Он зацепился за что-то сапогом, упал лицом в холодную воду, и она обожгла его губы, нос, глаза, горло, жгучим, свинцовым потоком хлынула вовнутрь.
И он опомнился, догадался, что лежит головою не в огне, а в речке и хватает воду губами — и мысль его, рассудок светлеют от этой живой воды.
Нет никакой войны, а буря, обыкновенная земная буря идет. И хотя еще громами, судорогой передергивало небо и крушило землю, он так же быстро убедил себя в том, что все приметы его оказались липовыми, бабами придуманными, и человек на сопке ему поблазнился. Петенька ни теоретически, ни практически там быть не мог, и жизнь идет себе дальше, и земля с курса не сошла.
Облегчение расслабило Егора Романовича.
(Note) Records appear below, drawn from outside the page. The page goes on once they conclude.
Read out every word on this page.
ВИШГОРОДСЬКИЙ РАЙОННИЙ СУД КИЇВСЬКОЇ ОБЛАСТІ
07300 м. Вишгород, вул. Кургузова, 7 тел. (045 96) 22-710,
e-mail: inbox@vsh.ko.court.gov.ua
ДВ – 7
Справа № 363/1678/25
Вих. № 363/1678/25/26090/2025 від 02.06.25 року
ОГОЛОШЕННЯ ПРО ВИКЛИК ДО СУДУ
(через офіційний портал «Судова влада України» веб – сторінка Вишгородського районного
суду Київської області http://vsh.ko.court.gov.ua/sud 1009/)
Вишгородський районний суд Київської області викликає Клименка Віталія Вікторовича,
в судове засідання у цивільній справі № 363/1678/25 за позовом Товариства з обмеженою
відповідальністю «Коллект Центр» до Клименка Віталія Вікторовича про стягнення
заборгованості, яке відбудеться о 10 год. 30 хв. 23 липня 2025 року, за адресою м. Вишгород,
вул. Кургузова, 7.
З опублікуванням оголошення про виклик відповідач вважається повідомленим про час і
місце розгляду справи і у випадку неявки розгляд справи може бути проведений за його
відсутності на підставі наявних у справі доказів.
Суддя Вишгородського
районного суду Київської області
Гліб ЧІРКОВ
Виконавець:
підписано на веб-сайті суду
Ему хотелось лежать, не шевелиться, дышать как можно глубже. Но он все же скатился под навес сопки, над которой грохотало и рушилось небо, лес, каменья, потому что уже ощутил снова радость жизни и не хотел, чтобы его зашибло чем-нибудь.
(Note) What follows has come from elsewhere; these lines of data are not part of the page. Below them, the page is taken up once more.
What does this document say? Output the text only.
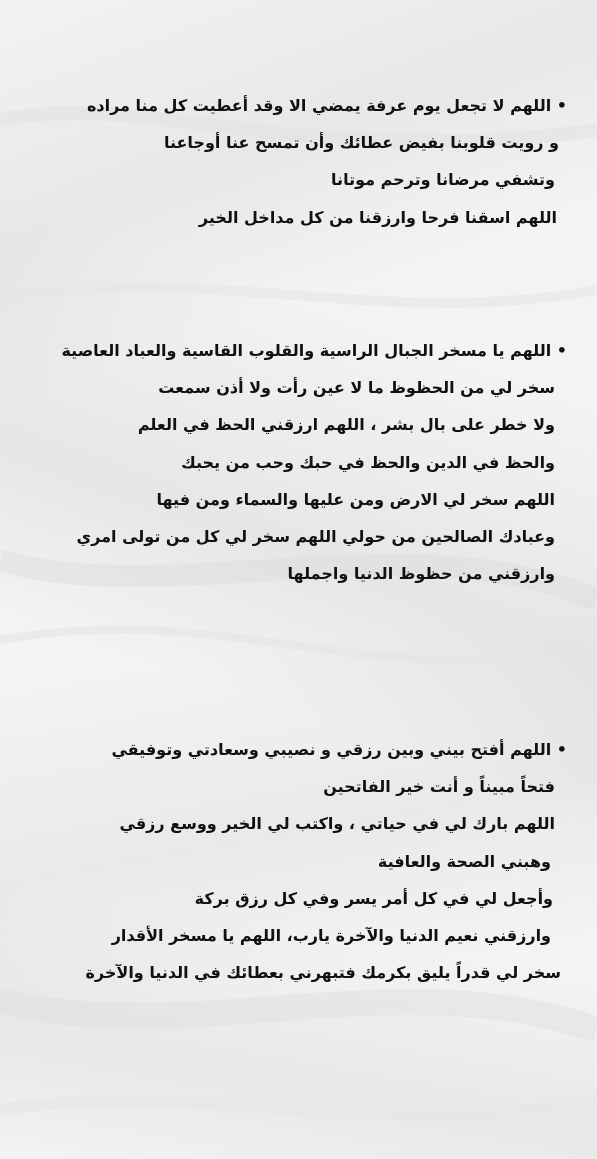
• اللهم لا تجعل يوم عرفة يمضي الا وقد أعطيت كل منا مراده
و رويت قلوبنا بفيض عطائك وأن تمسح عنا أوجاعنا
وتشفي مرضانا وترحم موتانا
اللهم اسقنا فرحا وارزقنا من كل مداخل الخير
• اللهم يا مسخر الجبال الراسية والقلوب القاسية والعباد العاصية
سخر لي من الحظوظ ما لا عين رأت ولا أذن سمعت
ولا خطر على بال بشر ، اللهم ارزقني الحظ في العلم
والحظ في الدين والحظ في حبك وحب من يحبك
اللهم سخر لي الارض ومن عليها والسماء ومن فيها
وعبادك الصالحين من حولي اللهم سخر لي كل من تولى امري
وارزقني من حظوظ الدنيا واجملها
• اللهم أفتح بيني وبين رزقي و نصيبي وسعادتي وتوفيقي
فتحاً مبيناً و أنت خير الفاتحين
اللهم بارك لي في حياتي ، واكتب لي الخير ووسع رزقي
وهبني الصحة والعافية
وأجعل لي في كل أمر يسر وفي كل رزق بركة
وارزقني نعيم الدنيا والآخرة يارب، اللهم يا مسخر الأقدار
سخر لي قدراً يليق بكرمك فتبهرني بعطائك في الدنيا والآخرة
Под грудастой сопкой он, вздрогнув, наткнулся на человека, и у него послабело в ногах.
— Господи! Еси на небеси! Господи, дашь нам хлеба… — молился человек, стоя на коленях. Должно быть, знал он молитвы не лучше Егора Романовича и, когда узрел его, рванул одежонку на груди и двинулся на Стрельцова:
— На!.. Бей!.. Криста!.. — И тут же отпрянул в темноту навеса, зубы у него клацнули. — Боженька! Хых, боженька-а-а!
«Свихнулся», — испуганно определил Егор Романович. Сверху рухнуло дерево, и за ним сыпанули камни. Стрельцов упал под скалу, смял трясущегося человека. Тот начал судорожно барахтаться, вывертываться.
— Не шевелись! Задавит! — закричал Егор Романович.
Человек ослабел под ним, усмирился, но вдруг резко крутанулся, вскочил.
— Ты кто? Ты кто? Бей! Карай! Карай, говорю! — А сам поднял камень и, если бы Егор Романович не сцапал его за ногу и не уронил, наверное, размозжил бы ему голову.
— Не блажи! — ткнул кулаком в живое Егор Романович. — Человек я! Человек!
— Челове-ек! — всхлипнув, повторил за ним незнакомец и прижался к Егору Романовичу, обхватил его за шею и дышал в самое ухо сыро, прерывисто.